A primera vista, parece un gesto a favor del Estado laico: la Corte vetó que las escuelas públicas salteñas dicten educación religiosa como parte de su currícula y en horario de clase. Pero a segunda vista aparecen otros hilos de la trama, que de respeto a la laicidad del Estado, por no decir a quienes eligen no profesar ninguna religión, tienen –más que poco– nada. Mientras excluye de los contenidos obligatorios la materia de educación religiosa tal como se enseña hasta ahora –como parte de los contenidos obligatorios, sujeta a calificación, asistencia; una materia más–, el fallo abre la puerta a que los establecimientos escolares sean la base de operaciones de clases de educación religiosa fuera de ese horario. De hecho, dos horas después de informado el fallo, el gobernador salteño anunció que envió a la Legislatura provincial un proyecto de ley para adecuar las normas en los términos indicados por la Corte. “Este proyecto establece que la educación religiosa no integra los planes de estudio obligatorio y se impartirá fuera de los horarios de clases”, dijo Juan Manuel Urtubey. Una cabeza conspiranoica sospecharía de esa velocidad.
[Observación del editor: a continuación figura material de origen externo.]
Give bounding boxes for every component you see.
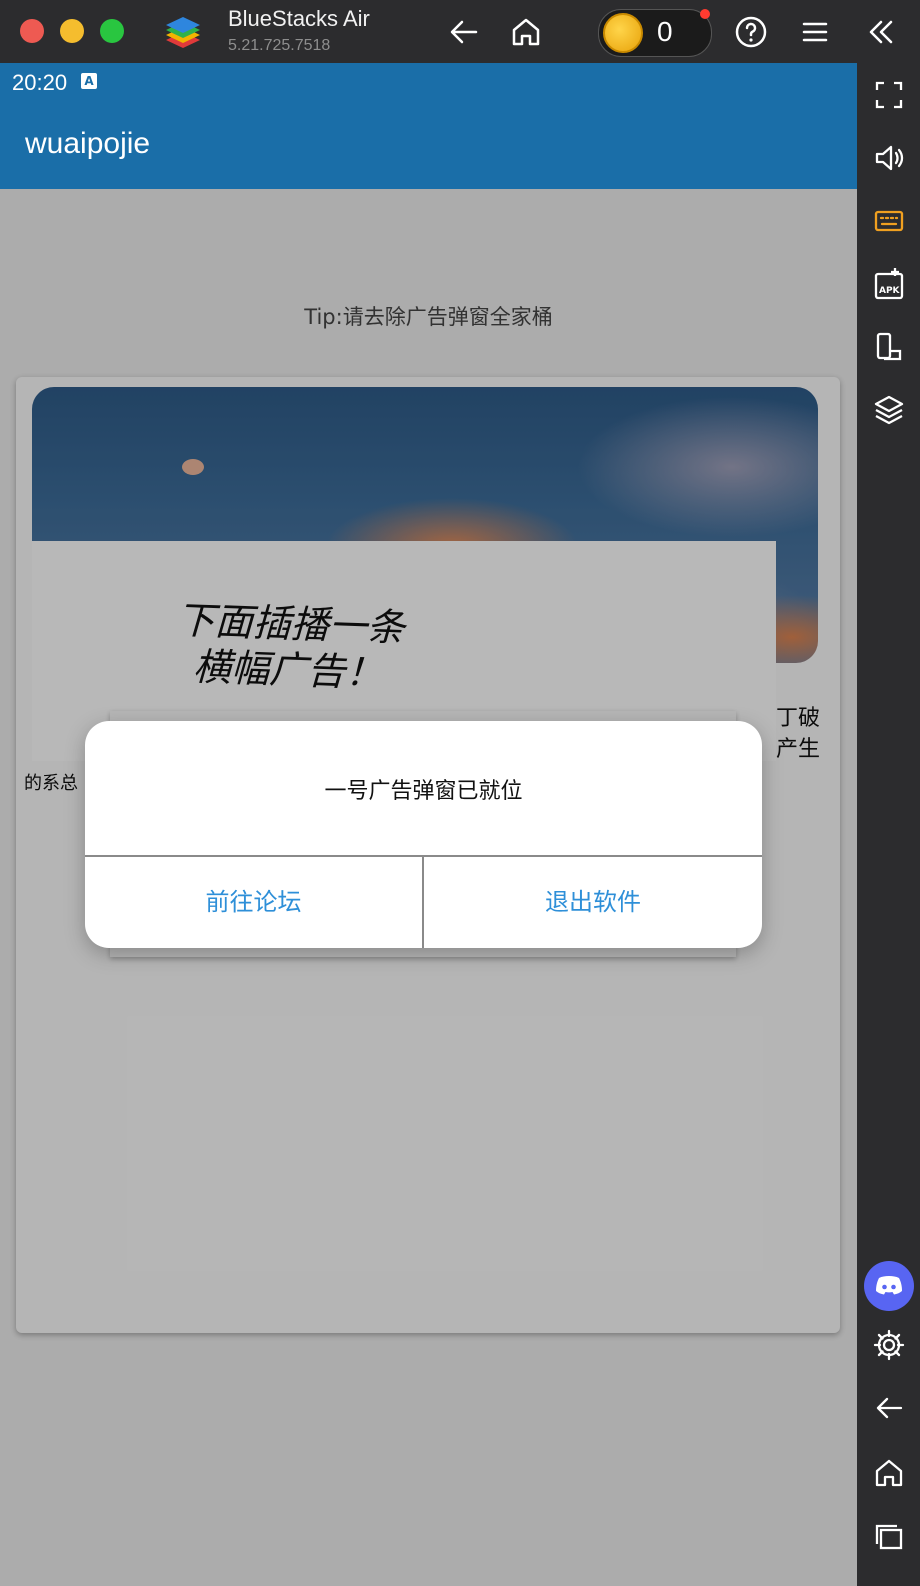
rotate-screen-icon[interactable] (871, 329, 907, 365)
svg-text:APK: APK (879, 286, 901, 296)
keyboard-icon[interactable] (871, 203, 907, 239)
collapse-sidebar-icon[interactable] (863, 14, 899, 50)
help-icon[interactable] (733, 14, 769, 50)
coin-balance-button[interactable]: 0 (598, 9, 712, 57)
go-to-forum-button[interactable]: 前往论坛 (85, 857, 422, 948)
minimize-window-button[interactable] (60, 19, 84, 43)
maximize-window-button[interactable] (100, 19, 124, 43)
emulator-sidebar: APK (857, 63, 920, 1586)
ad-popup-dialog: 一号广告弹窗已就位 前往论坛 退出软件 (85, 721, 762, 948)
back-arrow-icon[interactable] (446, 14, 482, 50)
dialog-message: 一号广告弹窗已就位 (324, 779, 523, 804)
layers-icon[interactable] (871, 392, 907, 428)
home-icon[interactable] (508, 14, 544, 50)
app-version: 5.21.725.7518 (228, 37, 331, 54)
android-back-icon[interactable] (871, 1390, 907, 1426)
settings-gear-icon[interactable] (871, 1327, 907, 1363)
menu-icon[interactable] (797, 14, 833, 50)
recent-apps-icon[interactable] (871, 1518, 907, 1554)
coin-icon (603, 13, 643, 53)
install-apk-icon[interactable]: APK (871, 266, 907, 302)
volume-icon[interactable] (871, 140, 907, 176)
android-screen: 20:20 A wuaipojie Tip:请去除广告弹窗全家桶 下面插播一条 … (0, 63, 857, 1586)
notification-dot (700, 9, 710, 19)
window-titlebar: BlueStacks Air 5.21.725.7518 0 (0, 0, 920, 63)
bluestacks-logo-icon (166, 17, 200, 48)
app-title: wuaipojie (25, 127, 151, 160)
status-bar: 20:20 A (0, 63, 857, 103)
android-home-icon[interactable] (871, 1455, 907, 1491)
discord-icon (876, 1276, 902, 1295)
status-time: 20:20 (12, 70, 68, 95)
close-window-button[interactable] (20, 19, 44, 43)
coin-count: 0 (657, 16, 673, 47)
app-bar: wuaipojie (0, 103, 857, 189)
app-name: BlueStacks Air (228, 6, 370, 31)
fullscreen-icon[interactable] (871, 77, 907, 113)
exit-app-button[interactable]: 退出软件 (424, 857, 762, 948)
status-notification-icon: A (81, 73, 97, 89)
discord-button[interactable] (864, 1261, 914, 1311)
De manera contundente, la Corte reconoce que, en el mundo real, las normas salteñas están a años luz de cualquier neutralidad y tienen impactos profundamente discriminatorios. El fallo dice muchas cosas: que está acreditado que la educación religiosa en las escuelas públicas de Salta tiene carácter proselitista; que ha habido y hay rezos antes de comenzar la jornada escolar; que aunque sus padres habían pedido explícitamente que fueran excluidos de cursar religión hubo chicas y chicos metidos de prepo –por sus docentes y autoridades escolares, adultos con poder sobre ellos– en el aula; que el Estado salteño violó la intimidad y el derecho a la privacidad de sus ciudadanos al obligarlos a dar cuenta por escrito y en un formulario sus preferencias religiosas.
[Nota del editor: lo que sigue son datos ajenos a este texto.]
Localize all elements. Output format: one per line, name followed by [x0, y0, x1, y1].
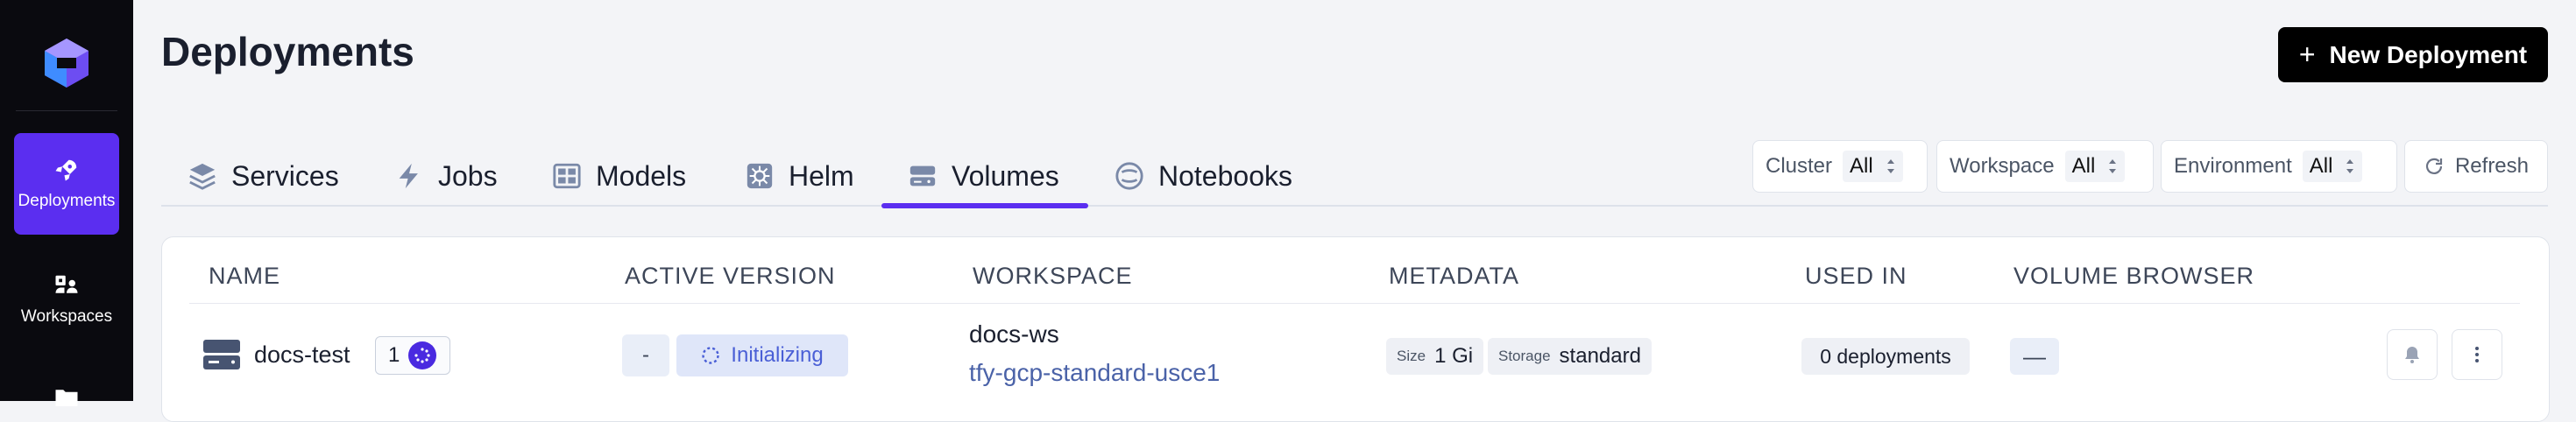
refresh-button[interactable]: Refresh	[2404, 140, 2548, 193]
header-divider	[189, 303, 2520, 304]
storage-icon	[909, 165, 936, 186]
version-count-badge[interactable]: 1	[375, 336, 450, 375]
filter-label: Cluster	[1766, 154, 1833, 178]
more-vertical-icon	[2475, 347, 2479, 362]
workspace-filter[interactable]: Workspace All	[1936, 140, 2154, 193]
metadata-value: standard	[1559, 344, 1641, 368]
sidebar-item-label: Deployments	[18, 192, 116, 210]
metadata-size-chip: Size 1 Gi	[1386, 338, 1484, 375]
sidebar-item-workspaces[interactable]: Workspaces	[14, 249, 119, 350]
sidebar: Deployments Workspaces	[0, 0, 133, 406]
column-header-name[interactable]: NAME	[209, 263, 280, 290]
tab-label: Notebooks	[1158, 159, 1292, 192]
volume-icon	[203, 340, 240, 369]
tab-notebooks[interactable]: Notebooks	[1115, 147, 1292, 205]
rocket-icon	[55, 159, 77, 181]
active-tab-indicator	[881, 203, 1088, 208]
notebook-icon	[1115, 162, 1143, 190]
workspace-name: docs-ws	[969, 320, 1059, 348]
tab-volumes[interactable]: Volumes	[908, 147, 1059, 205]
column-header-volume-browser[interactable]: VOLUME BROWSER	[2013, 263, 2254, 290]
sort-caret-icon	[2346, 159, 2354, 173]
tab-label: Volumes	[952, 159, 1059, 192]
tabs-divider	[161, 205, 2548, 207]
sidebar-item-folder[interactable]	[14, 380, 119, 415]
grid-icon	[553, 163, 581, 189]
tab-models[interactable]: Models	[552, 147, 686, 205]
tab-label: Models	[596, 159, 687, 192]
filter-value: All	[2064, 151, 2126, 182]
version-count: 1	[388, 343, 400, 367]
refresh-label: Refresh	[2454, 154, 2530, 178]
sidebar-divider	[16, 110, 117, 111]
tab-jobs[interactable]: Jobs	[394, 147, 498, 205]
status-label: Initializing	[731, 343, 824, 367]
filter-label: Environment	[2174, 154, 2292, 178]
filter-value-text: All	[2071, 154, 2096, 178]
app-logo-icon[interactable]	[41, 37, 92, 88]
environment-filter[interactable]: Environment All	[2161, 140, 2397, 193]
page-title: Deployments	[161, 29, 414, 74]
active-version-chip: -	[622, 334, 669, 376]
metadata-value: 1 Gi	[1434, 344, 1474, 368]
metadata-storage-chip: Storage standard	[1488, 338, 1652, 375]
loading-spinner-icon	[702, 347, 719, 364]
filter-value: All	[2302, 151, 2363, 182]
new-deployment-button[interactable]: + New Deployment	[2278, 27, 2548, 82]
new-deployment-label: New Deployment	[2329, 40, 2528, 68]
sort-caret-icon	[1886, 159, 1894, 173]
tab-label: Helm	[789, 159, 854, 192]
helm-icon	[747, 163, 773, 189]
tab-label: Jobs	[438, 159, 498, 192]
more-actions-button[interactable]	[2452, 329, 2502, 380]
sort-caret-icon	[2109, 159, 2117, 173]
column-header-used-in[interactable]: USED IN	[1805, 263, 1907, 290]
status-badge[interactable]: Initializing	[676, 334, 848, 376]
notifications-button[interactable]	[2387, 329, 2438, 380]
filter-label: Workspace	[1950, 154, 2055, 178]
volume-browser-chip[interactable]: —	[2010, 338, 2059, 375]
folder-icon	[55, 390, 78, 406]
cluster-filter[interactable]: Cluster All	[1752, 140, 1928, 193]
plus-icon: +	[2298, 39, 2316, 70]
filter-value: All	[1843, 151, 1903, 182]
sidebar-item-label: Workspaces	[20, 307, 113, 326]
workspaces-icon	[55, 275, 78, 293]
tab-helm[interactable]: Helm	[745, 147, 854, 205]
sidebar-item-deployments[interactable]: Deployments	[14, 133, 119, 235]
metadata-key: Storage	[1498, 348, 1551, 364]
refresh-icon	[2425, 158, 2443, 174]
bolt-icon	[399, 163, 418, 189]
filter-value-text: All	[2309, 154, 2333, 178]
column-header-metadata[interactable]: METADATA	[1389, 263, 1519, 290]
bell-icon	[2405, 347, 2419, 363]
tab-services[interactable]: Services	[188, 147, 339, 205]
layers-icon	[189, 163, 216, 190]
used-in-chip[interactable]: 0 deployments	[1801, 338, 1970, 375]
loading-spinner-icon	[408, 341, 437, 369]
column-header-active-version[interactable]: ACTIVE VERSION	[625, 263, 836, 290]
column-header-workspace[interactable]: WORKSPACE	[973, 263, 1133, 290]
metadata-key: Size	[1397, 348, 1426, 364]
tab-label: Services	[231, 159, 339, 192]
cluster-link[interactable]: tfy-gcp-standard-usce1	[969, 359, 1220, 387]
volume-name-link[interactable]: docs-test	[254, 341, 350, 369]
filter-value-text: All	[1850, 154, 1873, 178]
Entonces, ¿cómo los jueces de la Corte pueden creer que ese mismo Estado provincial velará por “la enseñanza de las religiones como fenómeno socio-cultural siempre y cuando tal enseñanza sea objetiva y neutral”? (De hecho, en las audiencias celebradas ante el máximo tribunal a fines de agosto, algunos de los defensores de la ley sostenían que así funcionaba ya en la práctica.) Curiosamente, el fallo abre también otra puerta, más por omisión que por mención: ¿quién establece cuáles serán esos contenidos? La ley de la discordia dejaba esas decisiones en manos de las jerarquías religiosas, al igual que las de la formación de docentes ad hoc; el Estado apenas tenía la función de validar esas decisiones, más como una formalidad. El fallo, ahora, advierte que “resulta imprescindible la elaboración de un contenido curricular específico y claro respecto de la neutralidad, que se enfoque en el encuentro interreligioso y en el respeto de los laicos como una manera de lograr la paz social en la búsqueda de una unidad en la diversidad”. ¿Pero quién los elaborará?